How do you find inspiration?
Susan Boyle has that song "I Dreamed a Dream." I just listen to that every day or two. I heard Sarah Brightman's song, "Time to Say Goodbye" when we cruised out of Venice, Italy. We were going down the Grand Canal and it was cool to hear it over the speakers. Part of this right now is sort of like living a dream that I didn't even know I had. You just want to see how far you can go before it's time to say goodbye.
You found your life calling at 61 and have been a success. What can you say to others looking for something creative to do?
My generation is the first generation to get a "do-over." All those things we wanted to try when we were younger, we can do now because we are the first generation to have quality medical care. Have a bad heart? We can fix it. Got high cholesterol? We'll fix that too. They're keeping us alive longer, and at a level that we can still function.

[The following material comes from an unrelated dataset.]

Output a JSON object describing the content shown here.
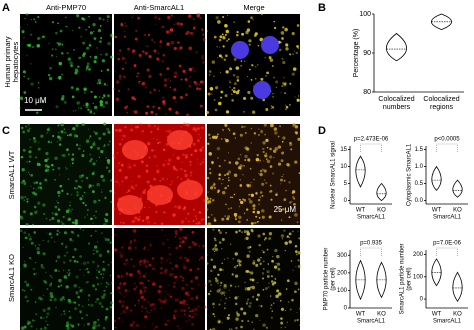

The other part of the equation is our access to information. You want to find out how to do something? Get on the Internet and find out right now. At almost every comedy show, usually someone will come up to me and ask, "Gee, I'd love to try this someday." And I look at him and I say, "Why don't you?" Then he starts with the excuses. It's much easier for my generation to follow their dreams today, and there are no excuses.